1. A fall in intraocular pressure is induced by acute hypoglycaemia in humans. The role of the autonomic nervous system in mediating this response was investigated in 24 normal volunteers in whom hypoglycaemia was induced with intravenous soluble insulin, under four experimental conditions: (1) control (n = 6), (2) nonselective α-adrenoceptor blockade (phentolamine) (n = 6), (3) non-selective β-adrenoceptor blockade (propranolol) (n = 6) and (4) cholinergic blockade (atropine) (n = 6). Intraocular pressure was measured by using an applanation tonometer. In 12 subjects intraocular pressure was measured during each type of pharmacological blockade of similar duration without induction of hypoglycaemia, to assess the effects of individual antagonists.
2. In the control study intraocular pressure fell during hypoglycaemia from 15 ± 1.0 to 10 ± 1.3 mmHg (P <0.01) 10 min after the autonomic reaction. β-Adrenoceptor blockade caused a reduction in intraocular pressure from 15 ± 1.1 to 9 ± 1.0 mmHg (P <0.001) before the administration of insulin, and when hypoglycaemia was induced intraocular pressure decreased further to 7 ± 1.0 mmHg (P <0.05, compared with immediately before insulin). A decrease in intraocular pressure of similar magnitude was observed with propranolol alone (16 ± 1.0 to 10 ± 1.0 mmHg, P <0.05).

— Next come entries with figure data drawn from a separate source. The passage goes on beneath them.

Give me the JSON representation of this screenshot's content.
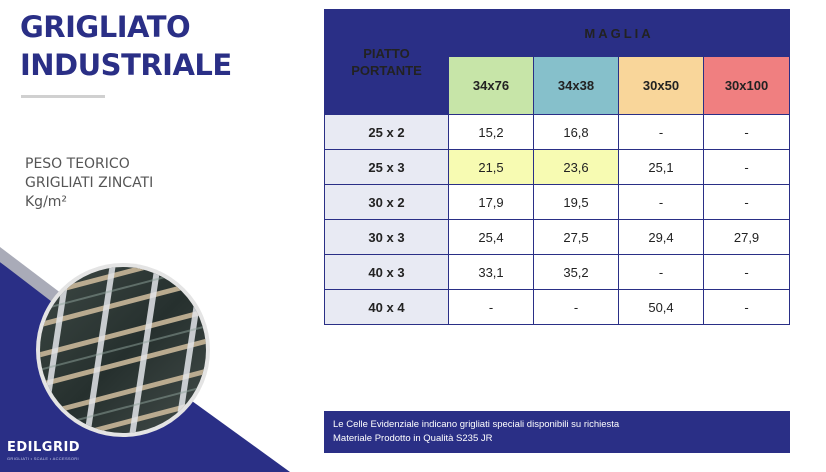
{
  "title": {
    "line1": "GRIGLIATO",
    "line2": "INDUSTRIALE"
  },
  "subtitle": {
    "line1": "PESO TEORICO",
    "line2": "GRIGLIATI ZINCATI",
    "line3": "Kg/m²"
  },
  "brand": {
    "name": "EDILGRID",
    "tagline": "GRIGLIATI • SCALE • ACCESSORI"
  },
  "colors": {
    "navy": "#2a2f86",
    "highlight": "#f7fbb2",
    "mesh_34x76": "#c7e5a8",
    "mesh_34x38": "#86c0cb",
    "mesh_30x50": "#f9d69a",
    "mesh_30x100": "#f07f80"
  },
  "table": {
    "corner_label_1": "PIATTO",
    "corner_label_2": "PORTANTE",
    "group_label": "MAGLIA",
    "columns": [
      "34x76",
      "34x38",
      "30x50",
      "30x100"
    ],
    "rows": [
      {
        "label": "25 x 2",
        "values": [
          "15,2",
          "16,8",
          "-",
          "-"
        ]
      },
      {
        "label": "25 x 3",
        "values": [
          "21,5",
          "23,6",
          "25,1",
          "-"
        ]
      },
      {
        "label": "30 x 2",
        "values": [
          "17,9",
          "19,5",
          "-",
          "-"
        ]
      },
      {
        "label": "30 x 3",
        "values": [
          "25,4",
          "27,5",
          "29,4",
          "27,9"
        ]
      },
      {
        "label": "40 x 3",
        "values": [
          "33,1",
          "35,2",
          "-",
          "-"
        ]
      },
      {
        "label": "40 x 4",
        "values": [
          "-",
          "-",
          "50,4",
          "-"
        ]
      }
    ]
  },
  "notes": {
    "line1": "Le Celle Evidenziale indicano grigliati speciali disponibili su richiesta",
    "line2": "Materiale Prodotto in Qualità S235 JR"
  }
}
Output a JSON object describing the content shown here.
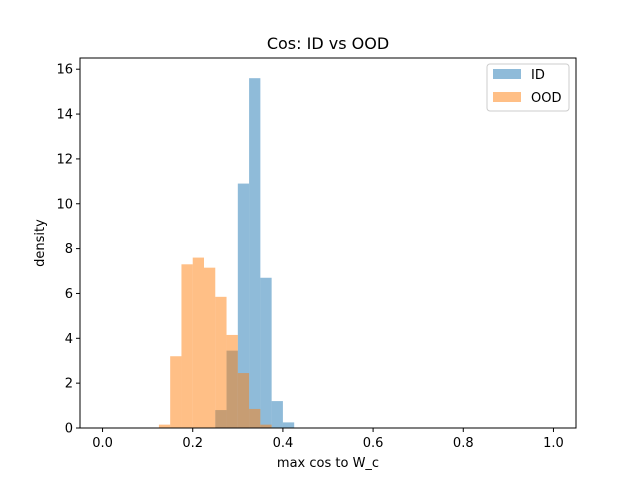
{
  "chart_data": {
    "type": "histogram",
    "title": "Cos: ID vs OOD",
    "xlabel": "max cos to W_c",
    "ylabel": "density",
    "xlim": [
      -0.05,
      1.05
    ],
    "ylim": [
      0,
      16.5
    ],
    "xticks": [
      "0.0",
      "0.2",
      "0.4",
      "0.6",
      "0.8",
      "1.0"
    ],
    "yticks": [
      "0",
      "2",
      "4",
      "6",
      "8",
      "10",
      "12",
      "14",
      "16"
    ],
    "legend_position": "top-right",
    "bin_width": 0.025,
    "series": [
      {
        "name": "ID",
        "color": "#1f77b4",
        "opacity": 0.5,
        "bins": [
          {
            "x0": 0.25,
            "x1": 0.275,
            "y": 0.8
          },
          {
            "x0": 0.275,
            "x1": 0.3,
            "y": 3.45
          },
          {
            "x0": 0.3,
            "x1": 0.325,
            "y": 10.9
          },
          {
            "x0": 0.325,
            "x1": 0.35,
            "y": 15.6
          },
          {
            "x0": 0.35,
            "x1": 0.375,
            "y": 6.7
          },
          {
            "x0": 0.375,
            "x1": 0.4,
            "y": 1.2
          },
          {
            "x0": 0.4,
            "x1": 0.425,
            "y": 0.25
          }
        ]
      },
      {
        "name": "OOD",
        "color": "#ff7f0e",
        "opacity": 0.5,
        "bins": [
          {
            "x0": 0.125,
            "x1": 0.15,
            "y": 0.15
          },
          {
            "x0": 0.15,
            "x1": 0.175,
            "y": 3.2
          },
          {
            "x0": 0.175,
            "x1": 0.2,
            "y": 7.3
          },
          {
            "x0": 0.2,
            "x1": 0.225,
            "y": 7.6
          },
          {
            "x0": 0.225,
            "x1": 0.25,
            "y": 7.15
          },
          {
            "x0": 0.25,
            "x1": 0.275,
            "y": 5.85
          },
          {
            "x0": 0.275,
            "x1": 0.3,
            "y": 4.15
          },
          {
            "x0": 0.3,
            "x1": 0.325,
            "y": 2.45
          },
          {
            "x0": 0.325,
            "x1": 0.35,
            "y": 0.85
          },
          {
            "x0": 0.35,
            "x1": 0.375,
            "y": 0.15
          }
        ]
      }
    ]
  }
}
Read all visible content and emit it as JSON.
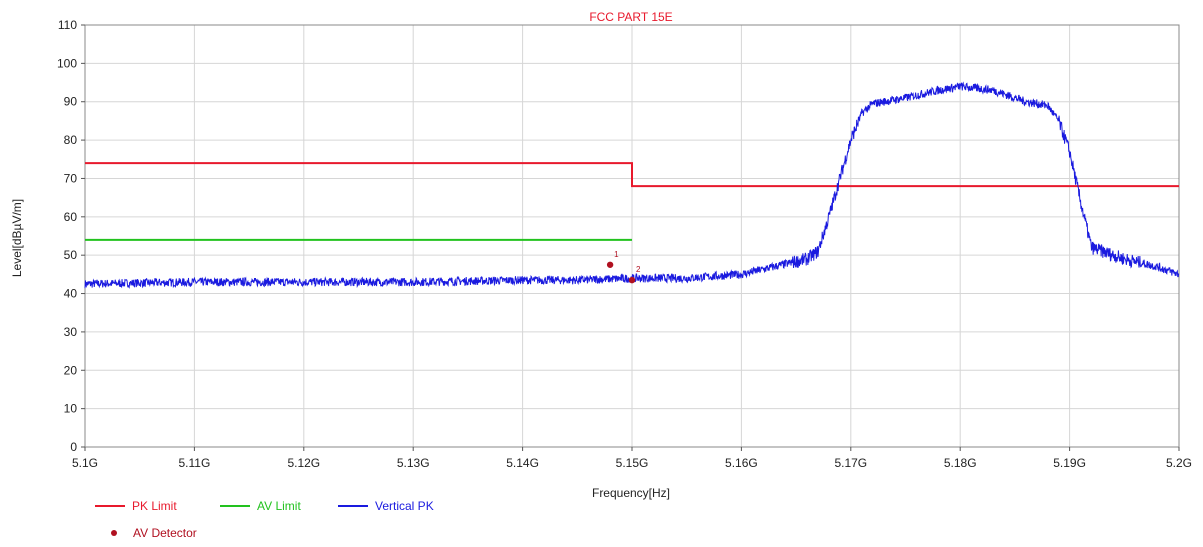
{
  "chart_data": {
    "type": "line",
    "title": "FCC PART 15E",
    "xlabel": "Frequency[Hz]",
    "ylabel": "Level[dBµV/m]",
    "xlim": [
      5.1,
      5.2
    ],
    "ylim": [
      0,
      110
    ],
    "x_ticks": [
      5.1,
      5.11,
      5.12,
      5.13,
      5.14,
      5.15,
      5.16,
      5.17,
      5.18,
      5.19,
      5.2
    ],
    "x_tick_labels": [
      "5.1G",
      "5.11G",
      "5.12G",
      "5.13G",
      "5.14G",
      "5.15G",
      "5.16G",
      "5.17G",
      "5.18G",
      "5.19G",
      "5.2G"
    ],
    "y_ticks": [
      0,
      10,
      20,
      30,
      40,
      50,
      60,
      70,
      80,
      90,
      100,
      110
    ],
    "y_tick_labels": [
      "0",
      "10",
      "20",
      "30",
      "40",
      "50",
      "60",
      "70",
      "80",
      "90",
      "100",
      "110"
    ],
    "grid": true,
    "legend_position": "bottom-left",
    "series": [
      {
        "name": "PK Limit",
        "color": "#e8192c",
        "x": [
          5.1,
          5.15,
          5.15,
          5.2
        ],
        "y": [
          74,
          74,
          68,
          68
        ]
      },
      {
        "name": "AV Limit",
        "color": "#22c21e",
        "x": [
          5.1,
          5.15
        ],
        "y": [
          54,
          54
        ]
      },
      {
        "name": "Vertical PK",
        "color": "#1a1adf",
        "x": [
          5.1,
          5.11,
          5.12,
          5.13,
          5.14,
          5.145,
          5.15,
          5.155,
          5.16,
          5.163,
          5.166,
          5.167,
          5.168,
          5.169,
          5.17,
          5.171,
          5.172,
          5.175,
          5.178,
          5.18,
          5.183,
          5.186,
          5.188,
          5.189,
          5.19,
          5.191,
          5.192,
          5.195,
          5.198,
          5.2
        ],
        "y": [
          42.5,
          43,
          43,
          43,
          43.5,
          43.5,
          44,
          44,
          45,
          47,
          49,
          51,
          60,
          70,
          80,
          87,
          89.5,
          91,
          93,
          94,
          93,
          90,
          89,
          85,
          77,
          64,
          52,
          49,
          47,
          45
        ]
      }
    ],
    "markers": [
      {
        "name": "AV Detector",
        "color": "#b01020",
        "points": [
          {
            "x": 5.148,
            "y": 47.5,
            "label": "1"
          },
          {
            "x": 5.15,
            "y": 43.5,
            "label": "2"
          }
        ]
      }
    ]
  }
}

3. Cholinergic blockade had no immediate effect on intraocular pressure, and the reduction in intraocular pressure during hypoglycaemia was of similar magnitude to that observed during the control study. α-Adrenoceptor blockade did not affect basal intraocular pressure, but the small reduction induced by hypoglycaemia (from 14 ± 1.4 to 12 ± 1.1 mmHg; P = not significant) was less than the decrement observed in the control experiment. The administration of atropine or phentolamine in the absence of hypoglycaemia had no significant effect on intraocular pressure.
4. In humans the reduction of intraocular pressure induced by acute hypoglycaemia appears to be mediated principally via an α-adrenoceptor-mediated mechanism.